Transmongoliano, quinta parada: Pekín
Nuestra aventura en el Transmongoliano llegaba a su fin en China. Pekín fue un cambio impactante en comparación con todo lo que había visto antes, pero la ciudad se demoró poco en fascinarme.
Atravesando el desierto de Gobi, había una sucesión interminable de dunas en el horizonte en las que amaneció y atardeció. Por la escasa civilización el tren hizo esporádicas paradas donde no dejó ni recogió pasajeros. Y por más absurdo que parezca, había otro chileno en el tren, chileno-mongol, pero chileno al fin y al cabo.
En la frontera para entrar a China, el proceso era similar al de Rusia: policía mongola y timbre de salida, policía china y timbre de entrada, y la respectiva revisión de equipaje, y de vagón. La mejor parte fue cuando levantaron vagón por vagón e hicieron un cambio completo de ruedas, ya que los rieles chinos están más juntos que los del resto del recorrido.
Al despertar ya estaba en China, atravesando montañas, bosques y ríos. De repente apareció una neblina arrastrada que se intensificó aún más en Pekín. Ciudades enteras estaban instaladas a los pies de chimeneas industriales que botaban nubes negras de humo, y en ese momento entendí que no era neblina, sino contaminación.
El motor del mundo
La modernidad de la estación de trenes era un adelanto de lo que vería más adelante en esta ciudad. La despedida del tren fue a la vez triste y emocionante ya que la aventura había terminado, pero había conseguido concretar uno de mis sueños viajeros de toda la vida.

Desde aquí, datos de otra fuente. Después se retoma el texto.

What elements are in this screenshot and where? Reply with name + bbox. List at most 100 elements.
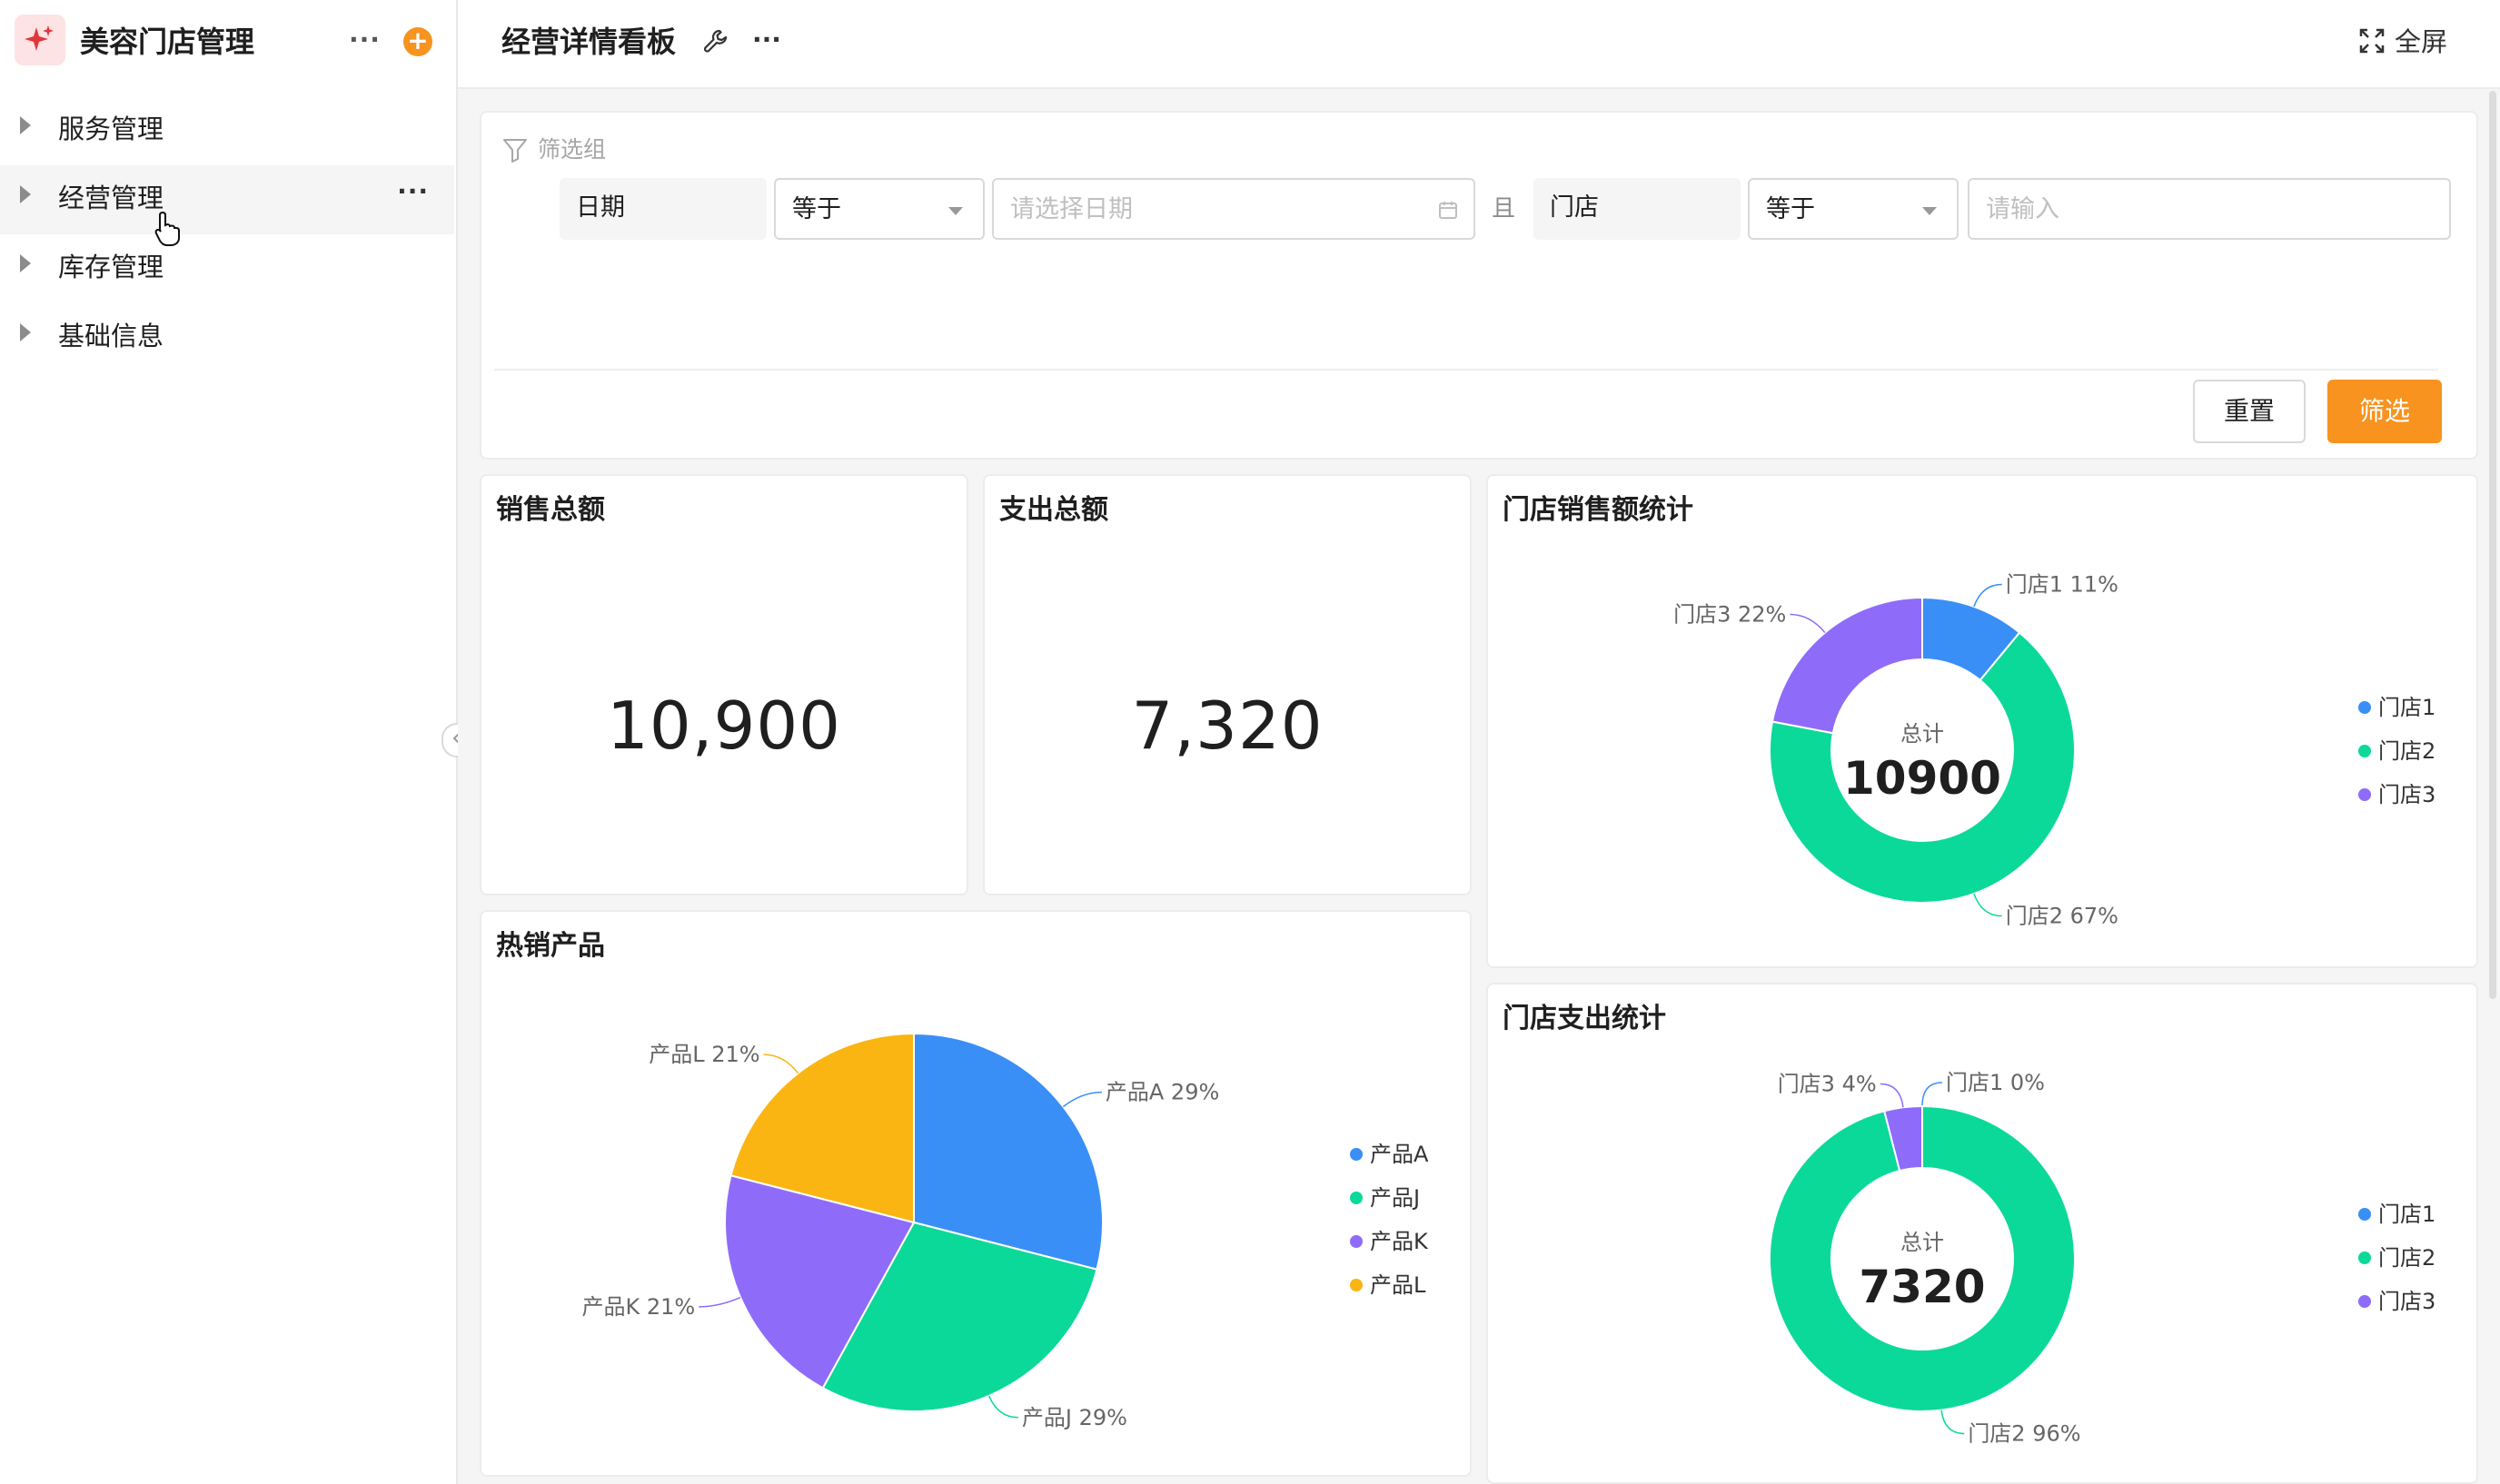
sidebar-item-label: 库存管理 (58, 252, 164, 282)
sidebar-item-label: 基础信息 (58, 321, 164, 351)
store-expense-card: 门店支出统计 门店1 0% 门店2 96% 门店3 4% 总计 7320 门店1 门店2… (1486, 983, 2478, 1484)
legend-dot (1350, 1148, 1363, 1161)
label-leader-line (1921, 1082, 1943, 1107)
slice-label: 门店2 96% (1968, 1420, 2080, 1446)
sales-total-card: 销售总额 10,900 (480, 474, 968, 895)
filter-submit-button[interactable]: 筛选 (2327, 380, 2442, 443)
label-leader-line (1880, 1083, 1904, 1108)
store-sales-card: 门店销售额统计 门店1 11% 门店2 67% 门店3 22% 总计 10900 门店1… (1486, 474, 2478, 968)
app-logo-icon (15, 15, 65, 65)
wrench-icon[interactable] (701, 27, 730, 56)
legend-label: 门店3 (2378, 1289, 2436, 1314)
legend-label: 门店3 (2378, 782, 2436, 807)
slice-label: 门店2 67% (2006, 904, 2118, 929)
caret-down-icon (1922, 207, 1937, 215)
legend-label: 产品J (1370, 1185, 1421, 1211)
label-leader-line (1790, 613, 1826, 634)
expense-total-value: 7,320 (1131, 688, 1324, 764)
label-leader-line (1940, 1410, 1965, 1435)
app-more-icon[interactable]: ··· (349, 20, 381, 60)
store-sales-donut-chart: 门店1 11% 门店2 67% 门店3 22% 总计 10900 (1673, 571, 2118, 929)
and-connector: 且 (1492, 195, 1516, 223)
date-operator-value: 等于 (792, 195, 841, 223)
sales-total-value: 10,900 (607, 688, 841, 764)
sidebar-item-basic-info[interactable]: 基础信息 (0, 303, 454, 372)
sidebar: 美容门店管理 ··· + 服务管理 经营管理 ··· 库存管理 基础信息 (0, 0, 458, 1484)
donut-center-value: 10900 (1843, 752, 2001, 805)
slice-label: 门店1 11% (2006, 571, 2118, 597)
expense-total-card: 支出总额 7,320 (983, 474, 1472, 895)
filter-group-title: 筛选组 (538, 136, 607, 163)
hot-products-card: 热销产品 产品A 29% 产品J 29% 产品K 21% 产品L 21% 产品A 产品… (480, 910, 1472, 1477)
sidebar-item-inventory[interactable]: 库存管理 (0, 234, 454, 303)
fullscreen-icon (2359, 28, 2385, 54)
legend-dot (1350, 1235, 1363, 1248)
caret-right-icon (20, 323, 31, 341)
slice-label: 产品K 21% (582, 1294, 696, 1320)
store-placeholder: 请输入 (1986, 195, 2059, 223)
slice-label: 产品L 21% (649, 1042, 759, 1067)
caret-down-icon (948, 207, 963, 215)
label-leader-line (699, 1296, 741, 1308)
caret-right-icon (20, 185, 31, 203)
legend-dot (1350, 1279, 1363, 1291)
caret-right-icon (20, 254, 31, 272)
legend-dot (2358, 1295, 2371, 1308)
store-operator-value: 等于 (1766, 195, 1815, 223)
app-title: 美容门店管理 (80, 25, 255, 59)
donut-center-label: 总计 (1900, 721, 1944, 747)
label-leader-line (1973, 893, 2002, 917)
sidebar-item-service[interactable]: 服务管理 (0, 96, 454, 165)
legend-dot (1350, 1192, 1363, 1204)
sidebar-item-operations[interactable]: 经营管理 ··· (0, 165, 454, 234)
slice-label: 门店3 22% (1673, 602, 1786, 628)
fullscreen-label: 全屏 (2395, 26, 2448, 57)
legend-dot (2358, 745, 2371, 757)
calendar-icon (1439, 202, 1457, 219)
date-picker-input[interactable]: 请选择日期 (992, 178, 1475, 240)
donut-center-value: 7320 (1859, 1261, 1985, 1313)
date-field-label: 日期 (560, 178, 767, 240)
filter-group-card (480, 111, 2478, 460)
store-field-label: 门店 (1533, 178, 1741, 240)
slice-label: 产品A 29% (1106, 1080, 1219, 1105)
date-placeholder: 请选择日期 (1010, 195, 1133, 223)
slice-label: 门店3 4% (1778, 1072, 1877, 1097)
store-expense-donut-chart: 门店1 0% 门店2 96% 门店3 4% 总计 7320 (1769, 1070, 2081, 1446)
page-more-icon[interactable]: ··· (752, 20, 781, 60)
slice-label: 产品J 29% (1022, 1405, 1127, 1430)
legend-dot (2358, 788, 2371, 801)
slice-label: 门店1 0% (1946, 1070, 2045, 1095)
caret-right-icon (20, 116, 31, 134)
pie-slice[interactable] (1771, 596, 1923, 735)
card-title: 支出总额 (999, 494, 1108, 526)
vertical-scrollbar[interactable] (2489, 91, 2496, 999)
legend-dot (2358, 1208, 2371, 1221)
hot-products-pie-chart: 产品A 29% 产品J 29% 产品K 21% 产品L 21% (582, 1032, 1219, 1430)
legend-label: 门店1 (2378, 1202, 2436, 1227)
store-operator-select[interactable]: 等于 (1748, 178, 1959, 240)
card-title: 销售总额 (496, 494, 605, 526)
sidebar-item-label: 经营管理 (58, 183, 164, 213)
legend-label: 产品L (1370, 1272, 1426, 1298)
legend-label: 产品A (1370, 1142, 1429, 1167)
item-more-icon[interactable]: ··· (397, 176, 429, 206)
legend-dot (2358, 701, 2371, 714)
filter-icon (503, 139, 527, 163)
legend-dot (2358, 1252, 2371, 1264)
reset-button[interactable]: 重置 (2193, 380, 2306, 443)
legend-label: 门店2 (2378, 738, 2436, 764)
label-leader-line (1973, 583, 2002, 608)
legend-label: 门店1 (2378, 695, 2436, 720)
date-operator-select[interactable]: 等于 (774, 178, 985, 240)
hand-pointer-icon (154, 211, 180, 247)
donut-center-label: 总计 (1900, 1230, 1944, 1255)
store-input[interactable]: 请输入 (1968, 178, 2451, 240)
add-page-button[interactable]: + (403, 27, 432, 56)
label-leader-line (1062, 1091, 1102, 1108)
page-title: 经营详情看板 (501, 25, 677, 59)
divider (494, 369, 2438, 371)
legend-label: 产品K (1370, 1229, 1428, 1254)
sidebar-item-label: 服务管理 (58, 114, 164, 144)
label-leader-line (763, 1054, 799, 1074)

Hordas de personas para un lado y para otro, calles gigantes llenas de autos y de comercio, todo muy opuesto a lo que vi el resto del viaje. La fascinación que sentí por esta capital y esta cultura fue inmediata. Pekín es una capital rápida, viva y vibrante.
Me quedé en un hutong, un tipo de calle residencial muy estrecha, en la cual había algunos almacenes y restaurantes. Cerca tenía una estación METRO, y lo digo en mayúscula porque es el metro más moderno y limpio en el cual me he subido. Ubicarse dentro es muy fácil ya que hay varios mapas en oriental y occidental. Sin duda, su infraestructura es tan grande como la ciudad, porque es posible llegar hasta los lugares más lejanos a través de sus túneles.
Antes de dedicarme a pasear sin rumbo, tenía que conocer algunos de sus lugares más destacados: la Ciudad Prohibida y el Palacio de Verano. En ambos casos, desde afuera ya empezaba a vislumbrar lo que sería por dentro: el imponente tamaño de los muros, escaleras y jardines interiores me dejaron impactada. Las piedras talladas de las esculturas y todos los adornos imperiales de los techos son ejemplo de una cultura milenaria de la que de todas maneras quiero seguir aprendiendo.
La Gran Muralla China era otro highlight de mi viaje. Subí en un teleférico desde el cual podía ver la muralla serpenteando hasta el infinito por las montañas cercanas. En mi “teleférica experiencia”, jamás vi un paisaje tan impactante. Caminé de un lado a otro, subí y bajé todas las escaleras y toqué todas las piedras, mientras me imaginaba la vida del ejército chino que vivió en ese lugar. Aunque no me quería ir, me animó mucho la idea de bajar por Rodelbahn por una de las construcciones más emblemáticas del mundo.
Pekín es una ciudad de contrastes: los chinos siempre están muy abiertos a ayudar en todo lo posible, pero te escupen al lado de los pies. Uno puede sentir una paz interior increíble al caminar en el Lama Temple (templo budista) y después sentirse en 1984 por el control comunista de ser perseguido en cada paso por cámaras de seguridad, o pasar por rayos X al entrar al metro. Pero me encantan las ciudades con contrastes, y por eso ¡amé Pekín, y volvería mil veces!
Así y aquí me despido de este viaje del que estaré orgullosa toda mi vida, y confieso aún no caer en cuenta de los lugares en los que estuve. No cambiaría jamás haberlo hecho en invierno, ni el haber postergado otros planes por cumplir este sueño. Tuve la mejor compañía para el mejor viaje y experiencia de mi vida. Con mi pasaporte con varios timbres nuevos, puedo decir que el Transmongoliano, simplemente, fue perfecto.